The Times of Central Asia previously reported that construction of the Afghan section of the TAPI pipeline officially began on September 11, 2024.

Once operational, the TAPI pipeline will enable Turkmenistan — currently exporting natural gas primarily to China — to diversify its export routes. The project aligns with Turkmenistan’s broader plans to deliver gas across the Caspian Sea to Azerbaijan, Turkey, and Europe.

AIIB Approves $250 Million to Support Uzbekistan’s Climate Transition

The Asian Infrastructure Investment Bank (AIIB) has approved a $250 million program to support Uzbekistan’s transition to a green and sustainable economy. The funding will help Uzbekistan achieve its goal of reducing greenhouse gas emissions per unit of GDP by 35% by 2030, compared to 2010 levels, and foster sustainable economic growth.

The program focuses on three key areas. First, it aims to strengthen governance by improving climate policies and integrating climate goals into national decision-making processes. Second, it addresses better management of water and land resources, reduces climate risks, and supports economic development. Finally, the program promotes low-carbon solutions in energy, transportation, and e-mobility, with a strong emphasis on energy efficiency and sustainable practices.
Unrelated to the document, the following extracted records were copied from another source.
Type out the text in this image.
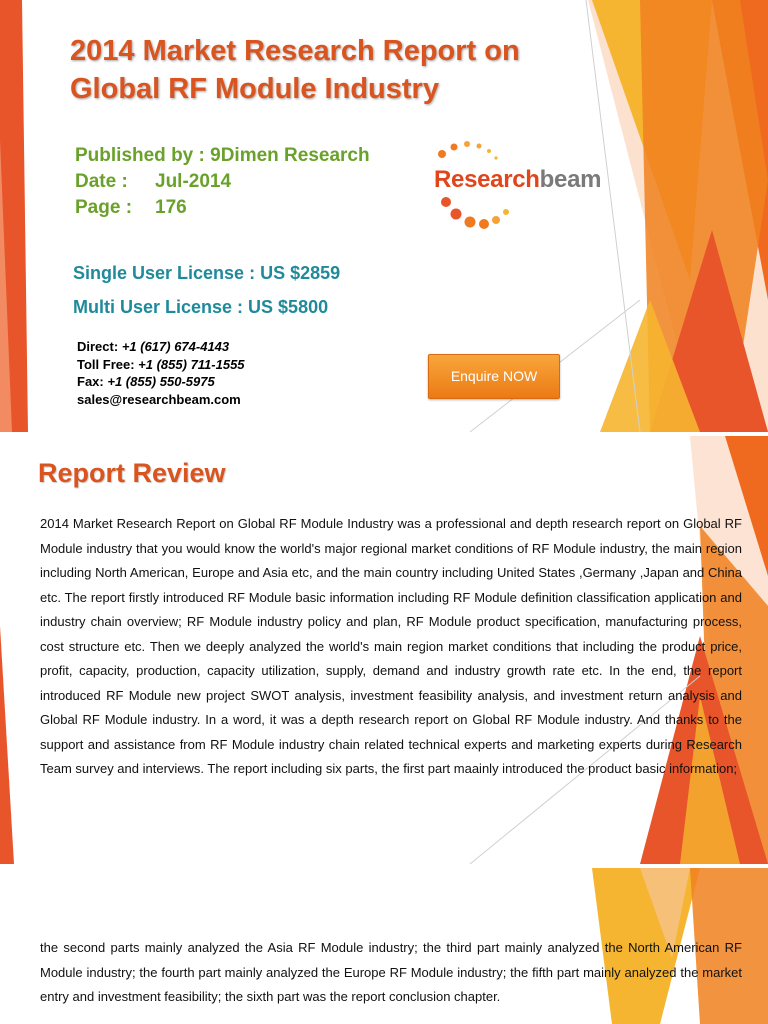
2014 Market Research Report on Global RF Module Industry
Published by : 9Dimen Research
Date : Jul-2014
Page : 176
Researchbeam
Single User License : US $2859
Multi User License : US $5800
Direct: +1 (617) 674-4143
Toll Free: +1 (855) 711-1555
Fax: +1 (855) 550-5975
sales@researchbeam.com
Enquire NOW
Report Review
2014 Market Research Report on Global RF Module Industry was a professional and depth research report on Global RF Module industry that you would know the world's major regional market conditions of RF Module industry, the main region including North American, Europe and Asia etc, and the main country including United States ,Germany ,Japan and China etc. The report firstly introduced RF Module basic information including RF Module definition classification application and industry chain overview; RF Module industry policy and plan, RF Module product specification, manufacturing process, cost structure etc. Then we deeply analyzed the world's main region market conditions that including the product price, profit, capacity, production, capacity utilization, supply, demand and industry growth rate etc. In the end, the report introduced RF Module new project SWOT analysis, investment feasibility analysis, and investment return analysis and Global RF Module industry. In a word, it was a depth research report on Global RF Module industry. And thanks to the support and assistance from RF Module industry chain related technical experts and marketing experts during Research Team survey and interviews. The report including six parts, the first part maainly introduced the product basic information;
the second parts mainly analyzed the Asia RF Module industry; the third part mainly analyzed the North American RF Module industry; the fourth part mainly analyzed the Europe RF Module industry; the fifth part mainly analyzed the market entry and investment feasibility; the sixth part was the report conclusion chapter.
The initiative encourages state-owned enterprises to adopt climate risk disclosure practices and expand renewable energy projects.

AIIB Vice President Konstantin Limitovskiy emphasized the importance of the collaboration between AIIB, the Asian Development Bank (ADB), and Uzbekistan. “By integrating climate priorities into economic planning, enhancing adaptation measures, and driving decarbonization in critical sectors like energy and transport, this program plays a key role in supporting Uzbekistan’s efforts to implement its 2030 national strategy and fulfill its Nationally Determined Contribution under the Paris Agreement,” he said.
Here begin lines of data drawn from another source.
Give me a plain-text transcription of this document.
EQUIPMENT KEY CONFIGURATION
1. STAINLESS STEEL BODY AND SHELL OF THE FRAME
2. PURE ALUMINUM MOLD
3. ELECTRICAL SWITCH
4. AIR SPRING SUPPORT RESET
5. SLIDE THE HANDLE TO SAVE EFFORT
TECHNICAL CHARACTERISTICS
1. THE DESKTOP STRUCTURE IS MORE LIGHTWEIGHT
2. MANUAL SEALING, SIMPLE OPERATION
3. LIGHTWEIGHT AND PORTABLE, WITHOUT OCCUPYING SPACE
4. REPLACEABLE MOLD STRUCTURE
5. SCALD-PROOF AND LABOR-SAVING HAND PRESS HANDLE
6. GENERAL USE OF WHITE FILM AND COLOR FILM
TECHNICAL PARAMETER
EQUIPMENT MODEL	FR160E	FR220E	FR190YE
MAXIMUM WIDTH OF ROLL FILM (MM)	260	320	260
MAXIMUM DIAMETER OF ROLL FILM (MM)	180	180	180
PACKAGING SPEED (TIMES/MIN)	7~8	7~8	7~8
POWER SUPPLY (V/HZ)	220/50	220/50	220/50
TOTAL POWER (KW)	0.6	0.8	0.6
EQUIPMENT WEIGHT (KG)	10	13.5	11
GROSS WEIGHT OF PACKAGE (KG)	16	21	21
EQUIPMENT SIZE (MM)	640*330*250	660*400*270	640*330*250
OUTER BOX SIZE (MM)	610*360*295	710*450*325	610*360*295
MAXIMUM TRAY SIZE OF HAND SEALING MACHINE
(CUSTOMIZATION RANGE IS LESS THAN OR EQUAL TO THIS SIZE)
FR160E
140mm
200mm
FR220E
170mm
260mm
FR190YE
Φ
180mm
Kanokpan Lao-Araya, the ADB Country Director for Uzbekistan, highlighted that climate change presents a substantial challenge to the country’s long-term economic stability. She emphasized that the Asian Development Bank (ADB) and the Asian Infrastructure Investment Bank (AIIB) are collaborating to support Uzbekistan in achieving resilient, inclusive, and low-carbon economic growth.

Uzbekistan’s Ministry of Economy and Finance will lead the program, with support from other government agencies. AIIB and ADB will oversee its implementation to ensure it aligns with Uzbekistan’s broader development goals.

Kyrgyzstan Faces Electricity Deficit of 3.9 Billion Kilowatt-Hours

Kyrgyzstan is grappling with an electricity deficit of 3.9 billion kilowatt-hours as authorities struggle to resolve recurring winter energy shortages despite the construction of new hydroelectric power plants and electricity imports from neighboring countries. President Sadyr Japarov addressed the issue in a recent interview with the state news agency.

Japarov acknowledged that the electricity shortfall remains unresolved, attributing it to the growing demand driven by an increasing number of social and infrastructure projects.

“Our electricity is cheap. At a production cost of 2.7 Kyrgyz som (KGS) [approximately $0.031] per kilowatt-hour, consumers purchase it for 1.1 KGS. Additionally, under the Family Assistance program, we supply electricity to 69,000 families at a subsidized rate of 0.5 KGS per kilowatt-hour. Moreover, 186,000 consumers in mountainous areas receive electricity at 1.1 KGS without restrictions,” Japarov explained.

The president also criticized wasteful electricity consumption in both public and private sectors, citing a lack of awareness and accountability.

“Employees and heads of public institutions, schools, and kindergartens irresponsibly leave lights on in workspaces, assuming the state will pay for it. Similarly, street lighting remains on unnecessarily,” Japarov said.

For the past 30 years, Kyrgyz citizens have endured periodic electricity blackouts. Japarov urged them to remain patient for another three to four years, assuring that the energy deficit would be resolved with the completion of the Kambarata Hydroelectric Power Plant-1 project, which is expected to stabilize the country’s power supply.